Ik zei ook direct dat er geen gemakkelijke oplossing is. Als je het opsplitst, dan gaat het bij het Wmo-vervoer voor het grootste deel om noodzakelijk vervoer van mensen die dat hard nodig hebben. Ik zou er geen voorstander van zijn om daaraan te sleutelen. Mevrouw Pouw-Verweij weet net zo goed als ik dat er bijvoorbeeld ook een kleine categorie is van oudere mensen die gaan winkelen of andersoortige zaken gaan doen. Er is wellicht een mogelijkheid — ik zeg: wellicht — om te kijken of daarmee geschoven kan worden om uiteindelijk dat leerlingenvervoer meer voorrang te geven. Uiteindelijk is het kiezen in schaarste, zeg ik erbij.

Mevrouw Westerveld (GroenLinks):

De minister geeft aan dat ze niet zomaar een blik met chauffeurs kan opentrekken en daarin heeft ze natuurlijk helemaal gelijk. Maar een jaar geleden, namelijk op 19 oktober 2022, hadden we hierover een spoeddebat met de onderwijscommissie. Wij kaartten daarbij heel veel zaken aan, waaronder bijvoorbeeld het tekort aan chauffeurs. Ik wil de minister vragen hoe het kan dat in het afgelopen jaar nog geen enkele stap gezet lijkt te zijn om bijvoorbeeld dit probleem op te lossen. Wat betekent dan dat recht op onderwijs voor alle leerlingen?

Paul:

Er zijn stappen gezet, maar te weinig. Dat waren er te weinig en het is te langzaam gegaan. Daar ga ik binnenkort over in gesprek met de VNG.

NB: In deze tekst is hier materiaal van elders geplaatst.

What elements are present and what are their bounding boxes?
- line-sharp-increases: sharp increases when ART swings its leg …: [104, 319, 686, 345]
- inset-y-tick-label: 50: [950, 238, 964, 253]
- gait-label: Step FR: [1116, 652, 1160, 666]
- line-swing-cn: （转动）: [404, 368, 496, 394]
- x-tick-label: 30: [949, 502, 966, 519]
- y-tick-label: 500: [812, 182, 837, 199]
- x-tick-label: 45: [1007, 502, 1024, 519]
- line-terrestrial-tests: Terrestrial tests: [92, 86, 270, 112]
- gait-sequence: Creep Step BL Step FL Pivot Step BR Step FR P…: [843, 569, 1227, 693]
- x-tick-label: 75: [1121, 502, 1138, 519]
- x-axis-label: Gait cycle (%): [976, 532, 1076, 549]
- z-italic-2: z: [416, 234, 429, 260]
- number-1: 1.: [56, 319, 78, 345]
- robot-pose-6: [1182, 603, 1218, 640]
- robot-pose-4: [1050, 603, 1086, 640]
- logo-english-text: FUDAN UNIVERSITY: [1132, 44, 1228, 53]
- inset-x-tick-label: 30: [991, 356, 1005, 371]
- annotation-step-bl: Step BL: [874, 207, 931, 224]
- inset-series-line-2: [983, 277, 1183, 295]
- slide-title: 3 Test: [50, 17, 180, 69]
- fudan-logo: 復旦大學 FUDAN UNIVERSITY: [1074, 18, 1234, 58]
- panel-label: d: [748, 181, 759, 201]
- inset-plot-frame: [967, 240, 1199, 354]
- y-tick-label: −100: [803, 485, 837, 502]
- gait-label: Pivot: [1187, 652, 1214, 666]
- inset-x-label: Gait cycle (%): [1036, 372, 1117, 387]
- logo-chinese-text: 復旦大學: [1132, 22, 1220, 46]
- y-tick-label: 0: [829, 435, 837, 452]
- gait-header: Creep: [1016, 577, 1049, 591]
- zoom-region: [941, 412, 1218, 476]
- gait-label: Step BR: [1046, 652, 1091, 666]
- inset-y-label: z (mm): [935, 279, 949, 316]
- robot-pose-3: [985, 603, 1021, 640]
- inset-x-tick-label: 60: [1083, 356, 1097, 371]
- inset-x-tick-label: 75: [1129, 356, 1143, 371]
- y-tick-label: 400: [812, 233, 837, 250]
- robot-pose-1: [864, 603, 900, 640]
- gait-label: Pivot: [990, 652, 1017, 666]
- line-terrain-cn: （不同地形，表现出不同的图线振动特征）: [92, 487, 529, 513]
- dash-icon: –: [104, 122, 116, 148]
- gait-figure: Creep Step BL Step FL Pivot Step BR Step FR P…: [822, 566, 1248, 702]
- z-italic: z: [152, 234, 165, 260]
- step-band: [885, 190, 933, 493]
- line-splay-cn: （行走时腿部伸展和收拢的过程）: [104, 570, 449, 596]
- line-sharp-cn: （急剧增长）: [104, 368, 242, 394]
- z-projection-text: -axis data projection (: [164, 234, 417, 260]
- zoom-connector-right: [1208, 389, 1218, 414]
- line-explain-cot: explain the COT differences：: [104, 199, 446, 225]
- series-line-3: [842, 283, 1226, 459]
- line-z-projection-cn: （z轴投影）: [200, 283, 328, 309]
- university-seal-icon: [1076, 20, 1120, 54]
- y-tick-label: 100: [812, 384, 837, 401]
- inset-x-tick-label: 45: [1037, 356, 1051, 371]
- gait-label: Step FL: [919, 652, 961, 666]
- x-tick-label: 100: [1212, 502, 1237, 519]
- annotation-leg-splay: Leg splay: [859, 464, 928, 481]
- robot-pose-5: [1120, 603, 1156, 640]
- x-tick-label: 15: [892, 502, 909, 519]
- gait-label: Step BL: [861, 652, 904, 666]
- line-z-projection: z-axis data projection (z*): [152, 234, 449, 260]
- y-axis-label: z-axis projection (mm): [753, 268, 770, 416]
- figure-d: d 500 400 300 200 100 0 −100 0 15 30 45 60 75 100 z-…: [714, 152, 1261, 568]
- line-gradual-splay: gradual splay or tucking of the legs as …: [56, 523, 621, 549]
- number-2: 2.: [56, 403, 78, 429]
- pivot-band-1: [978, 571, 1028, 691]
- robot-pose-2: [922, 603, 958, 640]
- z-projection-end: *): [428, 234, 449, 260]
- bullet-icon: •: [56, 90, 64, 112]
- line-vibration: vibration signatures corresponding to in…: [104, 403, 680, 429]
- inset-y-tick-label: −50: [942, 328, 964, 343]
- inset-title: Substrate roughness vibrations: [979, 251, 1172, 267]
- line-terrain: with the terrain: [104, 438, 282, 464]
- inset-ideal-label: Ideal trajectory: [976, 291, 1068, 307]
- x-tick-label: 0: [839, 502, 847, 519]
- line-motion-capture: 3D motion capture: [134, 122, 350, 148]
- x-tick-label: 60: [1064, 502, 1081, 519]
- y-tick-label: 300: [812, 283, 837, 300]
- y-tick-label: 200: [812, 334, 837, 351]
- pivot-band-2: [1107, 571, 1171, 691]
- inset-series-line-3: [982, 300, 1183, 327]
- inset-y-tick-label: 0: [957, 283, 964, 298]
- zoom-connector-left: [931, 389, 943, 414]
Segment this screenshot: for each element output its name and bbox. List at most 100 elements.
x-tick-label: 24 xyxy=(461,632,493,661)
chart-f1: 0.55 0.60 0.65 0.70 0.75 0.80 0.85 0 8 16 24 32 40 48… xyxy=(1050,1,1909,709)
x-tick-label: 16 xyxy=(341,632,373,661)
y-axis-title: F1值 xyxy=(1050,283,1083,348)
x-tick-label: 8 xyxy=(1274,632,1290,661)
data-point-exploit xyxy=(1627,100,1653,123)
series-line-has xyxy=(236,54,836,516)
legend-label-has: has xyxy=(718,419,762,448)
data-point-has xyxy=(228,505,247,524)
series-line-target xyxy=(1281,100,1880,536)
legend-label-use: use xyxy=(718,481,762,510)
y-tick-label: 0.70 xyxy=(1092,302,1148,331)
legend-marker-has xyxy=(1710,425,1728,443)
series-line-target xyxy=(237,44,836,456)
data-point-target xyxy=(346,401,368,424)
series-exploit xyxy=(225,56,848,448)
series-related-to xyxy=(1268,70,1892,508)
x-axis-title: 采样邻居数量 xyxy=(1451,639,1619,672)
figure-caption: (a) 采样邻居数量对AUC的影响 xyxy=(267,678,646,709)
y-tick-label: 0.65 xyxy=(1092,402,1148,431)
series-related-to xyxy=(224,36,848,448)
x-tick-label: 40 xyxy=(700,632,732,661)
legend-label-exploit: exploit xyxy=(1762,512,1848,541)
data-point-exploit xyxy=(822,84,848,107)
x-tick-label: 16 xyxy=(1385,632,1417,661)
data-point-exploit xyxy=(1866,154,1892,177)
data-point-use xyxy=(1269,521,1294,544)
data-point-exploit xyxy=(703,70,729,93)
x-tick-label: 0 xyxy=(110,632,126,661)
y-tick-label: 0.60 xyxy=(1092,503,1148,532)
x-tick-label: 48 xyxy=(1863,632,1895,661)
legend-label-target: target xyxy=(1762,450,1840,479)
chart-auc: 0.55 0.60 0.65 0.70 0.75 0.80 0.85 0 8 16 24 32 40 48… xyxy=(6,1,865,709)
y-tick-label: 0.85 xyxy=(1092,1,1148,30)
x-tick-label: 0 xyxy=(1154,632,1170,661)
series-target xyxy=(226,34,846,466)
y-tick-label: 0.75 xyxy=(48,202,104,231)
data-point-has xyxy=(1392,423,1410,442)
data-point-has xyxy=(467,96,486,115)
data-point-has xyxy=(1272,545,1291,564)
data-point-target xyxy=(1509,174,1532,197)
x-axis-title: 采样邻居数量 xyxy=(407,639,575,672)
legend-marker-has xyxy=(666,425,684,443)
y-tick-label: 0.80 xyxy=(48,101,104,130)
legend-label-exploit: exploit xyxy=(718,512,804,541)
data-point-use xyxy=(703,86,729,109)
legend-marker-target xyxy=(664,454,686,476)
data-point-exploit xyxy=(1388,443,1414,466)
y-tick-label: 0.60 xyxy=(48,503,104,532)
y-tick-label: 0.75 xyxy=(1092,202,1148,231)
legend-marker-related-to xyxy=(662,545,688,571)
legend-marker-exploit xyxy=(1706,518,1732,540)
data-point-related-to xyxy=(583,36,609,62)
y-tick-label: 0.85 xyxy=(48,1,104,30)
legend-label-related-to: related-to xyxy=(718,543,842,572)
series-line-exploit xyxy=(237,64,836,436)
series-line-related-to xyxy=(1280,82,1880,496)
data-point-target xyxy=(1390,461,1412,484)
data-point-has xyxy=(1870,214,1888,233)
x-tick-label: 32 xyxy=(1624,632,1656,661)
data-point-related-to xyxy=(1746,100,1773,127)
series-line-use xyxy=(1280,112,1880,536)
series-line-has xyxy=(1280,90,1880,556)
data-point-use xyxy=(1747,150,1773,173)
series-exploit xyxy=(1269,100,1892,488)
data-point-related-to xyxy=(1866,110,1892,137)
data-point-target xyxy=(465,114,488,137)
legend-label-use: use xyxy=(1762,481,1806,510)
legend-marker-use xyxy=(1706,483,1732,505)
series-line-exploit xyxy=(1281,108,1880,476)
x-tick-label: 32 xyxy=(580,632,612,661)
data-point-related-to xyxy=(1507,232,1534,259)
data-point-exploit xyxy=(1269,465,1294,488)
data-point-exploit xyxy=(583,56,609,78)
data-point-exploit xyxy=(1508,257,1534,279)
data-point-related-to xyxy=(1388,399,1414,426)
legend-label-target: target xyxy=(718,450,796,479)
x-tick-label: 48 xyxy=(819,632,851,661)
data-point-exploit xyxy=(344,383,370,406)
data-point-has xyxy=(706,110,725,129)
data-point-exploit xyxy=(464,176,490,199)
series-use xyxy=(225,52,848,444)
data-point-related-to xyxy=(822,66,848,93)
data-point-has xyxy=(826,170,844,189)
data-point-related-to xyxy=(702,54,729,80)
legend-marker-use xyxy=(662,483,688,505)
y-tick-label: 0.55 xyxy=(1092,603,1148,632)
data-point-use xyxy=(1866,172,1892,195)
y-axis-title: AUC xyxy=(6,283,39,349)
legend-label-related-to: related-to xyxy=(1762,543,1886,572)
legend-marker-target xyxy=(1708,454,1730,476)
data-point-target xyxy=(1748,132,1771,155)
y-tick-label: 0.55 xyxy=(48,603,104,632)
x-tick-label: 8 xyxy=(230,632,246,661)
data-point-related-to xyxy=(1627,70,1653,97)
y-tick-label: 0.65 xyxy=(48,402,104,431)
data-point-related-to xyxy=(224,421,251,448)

Mevrouw Westerveld (GroenLinks):

Dan zou ik graag nog één concrete toezegging van de minister willen, namelijk dat ze ons regelmatig een update stuurt. Daar hebben we namelijk een jaar geleden en deze week vanuit de Kamer om gevraagd. Er zijn allerlei suggesties aangedragen. Het zou de hoogste prioriteit hebben, werd er uitgesproken, ook door de toenmalig minister. Als ik dan een jaar later de schrijnende verhalen hoor van soms de meest kwetsbare leerlingen en hun ouders, die niet op school kunnen komen, die op verkeerde adressen worden afgezet, die soms urenlang in een busje zitten, uitgeput naar school gaan of weer thuiskomen, dan vind ik echt dat deze groep veel meer prioriteit verdient. Dus heel graag hoor ik een toezegging van de minister dat zij ons heel regelmatig op de hoogte gaat stellen van de concrete verbeteracties.

Paul:

Ja, dat zeg ik graag toe. Dat zal ik doen. Ik voeg daar nog iets aan toe. Mevrouw Westerveld refereert eraan dat verschillende moties zijn ingediend naar aanleiding van dat debat in oktober vorig jaar. Een groot deel van die voorstellen zult u terugzien, want die worden verwerkt in de verbeteragenda doelgroepenvervoer. Die zijn dus niet verdwenen. Daar wordt mee gewerkt en daar wordt aan gewerkt. Ik houd de Kamer op de hoogte van de vervolgstappen.

De voorzitter:

Dan wil ik de minister bedanken. Daarmee zijn wij aan het einde gekomen van dit mondelinge vragenuur. Ik schors de vergadering voor een enkel moment en dan gaan we daarna over tot de stemmingen.

De vergadering wordt enkele ogenblikken geschorst.